Grazie, Michela
Era il 2011. Ave Mary di Michela Murgia era uscito da pochi mesi. Ci colpì per il tema (una rilettura della figura di Maria), per l’intelligenza, la profondità, per lo stile di scrittura colto e popolare al contempo. Ma soprattutto per la passione per il Vangelo che trasudava da ogni riga. Decidemmo in quel momento di andare a conoscerla e di proporle una collaborazione con il «Messaggero di Sant’Antonio».
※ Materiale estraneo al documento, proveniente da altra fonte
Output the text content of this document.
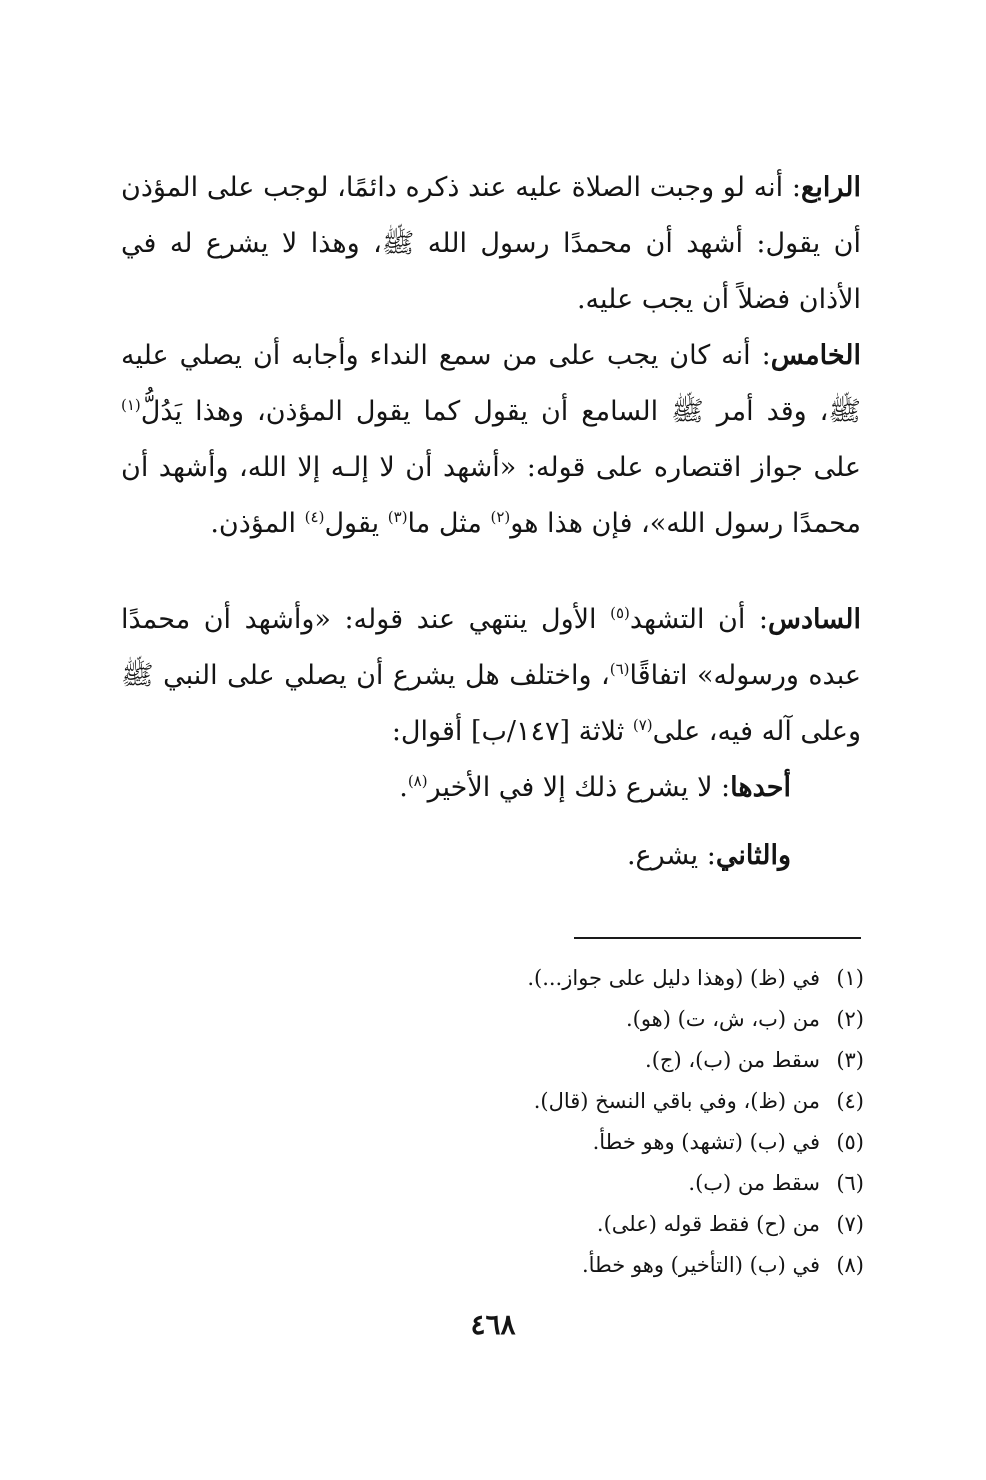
الرابع: أنه لو وجبت الصلاة عليه عند ذكره دائمًا، لوجب على المؤذن أن يقول: أشهد أن محمدًا رسول الله ﷺ، وهذا لا يشرع له في الأذان فضلاً أن يجب عليه.

الخامس: أنه كان يجب على من سمع النداء وأجابه أن يصلي عليه ﷺ، وقد أمر ﷺ السامع أن يقول كما يقول المؤذن، وهذا يَدُلُّ$^{(١)}$ على جواز اقتصاره على قوله: «أشهد أن لا إلـه إلا الله، وأشهد أن محمدًا رسول الله»، فإن هذا هو$^{(٢)}$ مثل ما$^{(٣)}$ يقول$^{(٤)}$ المؤذن.

السادس: أن التشهد$^{(٥)}$ الأول ينتهي عند قوله: «وأشهد أن محمدًا عبده ورسوله» اتفاقًا$^{(٦)}$، واختلف هل يشرع أن يصلي على النبي ﷺ وعلى آله فيه، على$^{(٧)}$ ثلاثة [١٤٧/ب] أقوال:

أحدها: لا يشرع ذلك إلا في الأخير$^{(٨)}$.

والثاني: يشرع.

(١)في (ظ) (وهذا دليل على جواز...).
(٢)من (ب، ش، ت) (هو).
(٣)سقط من (ب)، (ج).
(٤)من (ظ)، وفي باقي النسخ (قال).
(٥)في (ب) (تشهد) وهو خطأ.
(٦)سقط من (ب).
(٧)من (ح) فقط قوله (على).
(٨)في (ب) (التأخير) وهو خطأ.
٤٦٨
Ci incontrammo a Cagliari, davanti a una tavola imbandita (perché davanti alla mensa ogni incontro si fa vera condivisione) e lì parlammo per ore. E poi ci incontrammo di nuovo a Padova, altre due volte, in occasione della presentazione del libro. Ciò che volevamo da lei glielo dicemmo chiaramente: ci interessava una sua rilettura dei valori evangelici calata nel quotidiano delle nostre vite, una visione che sapesse inquietare le coscienze in modo intelligente e acuto, ma volevamo farlo in un modo rispettoso della sensibilità di tutti i nostri lettori. Optammo così per una rubrica di storie: storie di persone normali, che nella loro vita avevano saputo incarnare il Vangelo. Avevano saputo amare. Perché era l’amore ciò che più interessava a Michela Murgia: l’amore con la A maiuscola, quell’amatevi gli uni gli uni gli altri di cui ci parla il Vangelo, di cui ci parla Gesù Cristo, un amore assoluto e disinteressato, fatto di azione e passione per la vita, per la libertà e per la dignità di chiunque, in particolare degli ultimi, dei rifiutati, degli emarginati, chiunque essi siano.
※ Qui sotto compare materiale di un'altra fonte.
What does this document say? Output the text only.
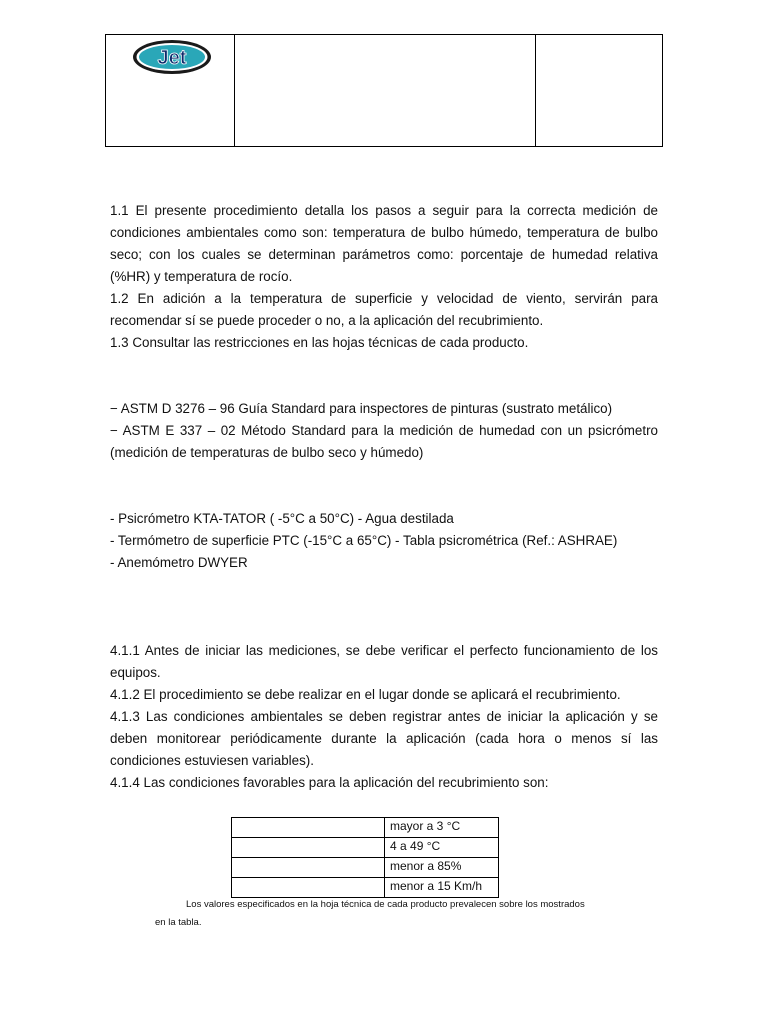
Jet

1.1 El presente procedimiento detalla los pasos a seguir para la correcta medición de condiciones ambientales como son: temperatura de bulbo húmedo, temperatura de bulbo seco; con los cuales se determinan parámetros como: porcentaje de humedad relativa (%HR) y temperatura de rocío.

1.2 En adición a la temperatura de superficie y velocidad de viento, servirán para recomendar sí se puede proceder o no, a la aplicación del recubrimiento.

1.3 Consultar las restricciones en las hojas técnicas de cada producto.

− ASTM D 3276 – 96 Guía Standard para inspectores de pinturas (sustrato metálico)

− ASTM E 337 – 02 Método Standard para la medición de humedad con un psicrómetro (medición de temperaturas de bulbo seco y húmedo)

- Psicrómetro KTA-TATOR ( -5°C a 50°C) - Agua destilada

- Termómetro de superficie PTC (-15°C a 65°C) - Tabla psicrométrica (Ref.: ASHRAE)

- Anemómetro DWYER

4.1.1 Antes de iniciar las mediciones, se debe verificar el perfecto funcionamiento de los equipos.

4.1.2 El procedimiento se debe realizar en el lugar donde se aplicará el recubrimiento.

4.1.3 Las condiciones ambientales se deben registrar antes de iniciar la aplicación y se deben monitorear periódicamente durante la aplicación (cada hora o menos sí las condiciones estuviesen variables).

4.1.4 Las condiciones favorables para la aplicación del recubrimiento son:

	mayor a 3 °C
	4 a 49 °C
	menor a 85%
	menor a 15 Km/h

Los valores especificados en la hoja técnica de cada producto prevalecen sobre los mostrados

en la tabla.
In più di dieci anni di collaborazione mai una volta Michela Murgia ha tradito quel mandato. Ha raccontato tantissime storie di donne e di uomini, di insegnanti, di volontari, di attivisti, di persone che nel loro agire quotidiano si spendevano per gli altri. Perché proprio questo interessava a Michela: il Vangelo come stile di vita, come cura dei «piccoli», come voce di chi non aveva voce. Aveva negli occhi e nel cuore l’immagine delle prime comunità cristiane, quelle fondate sull’amore e sulla cura reciproci ed era convinta che quel modo di vivere fosse non solo possibile, ma realizzabile anche oggi, al di là di ogni differenza. L’amore è stato la cifra della sua vita. Non la militanza, non la politica, che pure la vedevano quotidianamente impegnata. Prima c’era l’amore per l’essere umano, per ogni essere umano, soprattutto i dimenticati, i diseredati, i rifiutati. A lei solo l’amore interessava e dell’amore ha fatto la guida della sua azione politica e di ogni scelta di vita.
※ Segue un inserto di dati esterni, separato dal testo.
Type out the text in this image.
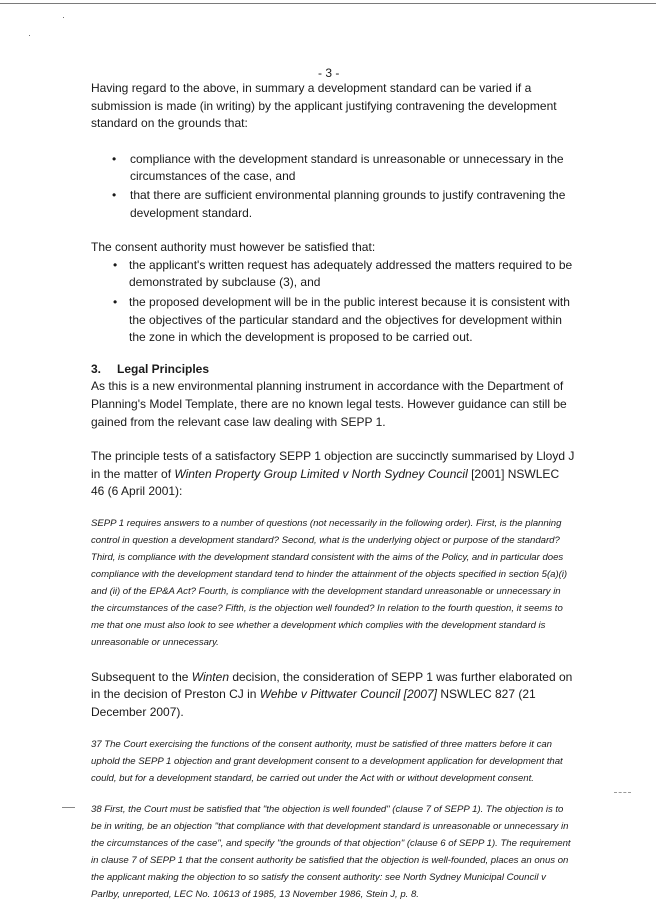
·
·
- 3 -

Having regard to the above, in summary a development standard can be varied if a submission is made (in writing) by the applicant justifying contravening the development standard on the grounds that:

• compliance with the development standard is unreasonable or unnecessary in the circumstances of the case, and
• that there are sufficient environmental planning grounds to justify contravening the development standard.

The consent authority must however be satisfied that:

• the applicant's written request has adequately addressed the matters required to be demonstrated by subclause (3), and
• the proposed development will be in the public interest because it is consistent with the objectives of the particular standard and the objectives for development within the zone in which the development is proposed to be carried out.

3. Legal Principles

As this is a new environmental planning instrument in accordance with the Department of Planning's Model Template, there are no known legal tests. However guidance can still be gained from the relevant case law dealing with SEPP 1.

The principle tests of a satisfactory SEPP 1 objection are succinctly summarised by Lloyd J in the matter of Winten Property Group Limited v North Sydney Council [2001] NSWLEC 46 (6 April 2001):

SEPP 1 requires answers to a number of questions (not necessarily in the following order). First, is the planning control in question a development standard? Second, what is the underlying object or purpose of the standard? Third, is compliance with the development standard consistent with the aims of the Policy, and in particular does compliance with the development standard tend to hinder the attainment of the objects specified in section 5(a)(i) and (ii) of the EP&A Act? Fourth, is compliance with the development standard unreasonable or unnecessary in the circumstances of the case? Fifth, is the objection well founded? In relation to the fourth question, it seems to me that one must also look to see whether a development which complies with the development standard is unreasonable or unnecessary.

Subsequent to the Winten decision, the consideration of SEPP 1 was further elaborated on in the decision of Preston CJ in Wehbe v Pittwater Council [2007] NSWLEC 827 (21 December 2007).

37 The Court exercising the functions of the consent authority, must be satisfied of three matters before it can uphold the SEPP 1 objection and grant development consent to a development application for development that could, but for a development standard, be carried out under the Act with or without development consent.

38 First, the Court must be satisfied that "the objection is well founded" (clause 7 of SEPP 1). The objection is to be in writing, be an objection "that compliance with that development standard is unreasonable or unnecessary in the circumstances of the case", and specify "the grounds of that objection" (clause 6 of SEPP 1). The requirement in clause 7 of SEPP 1 that the consent authority be satisfied that the objection is well-founded, places an onus on the applicant making the objection to so satisfy the consent authority: see North Sydney Municipal Council v Parlby, unreported, LEC No. 10613 of 1985, 13 November 1986, Stein J, p. 8.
Aveva una fede profondissima, pensante, intelligente, che non si fermava dinanzi a nulla. Una fede che la interrogava, la inquietava, la stimolava, la scaldava. Non era una tiepida Michela, ma una vera appassionata di Cristo e del Vangelo. Ci mancherà moltissimo. Ci mancherà la sua voce, ci mancheranno le sue intelligenti provocazioni, la sua schiettezza evangelica. Ci mancherà la sua generosità, il bene che sapeva volerci anche da lontano. Ci mancherà tutto di Michela Murgia. L’unica consolazione è saperla ora nelle braccia di Dio, avvolta nel Suo amore. Saperla immersa nel cuore della Trinità che tanto amava perché tanto l’aveva interrogata nella vita. Ci consola l’incontro che finalmente ha fatto con l’Amore, con quel Dio che è padre e anche madre.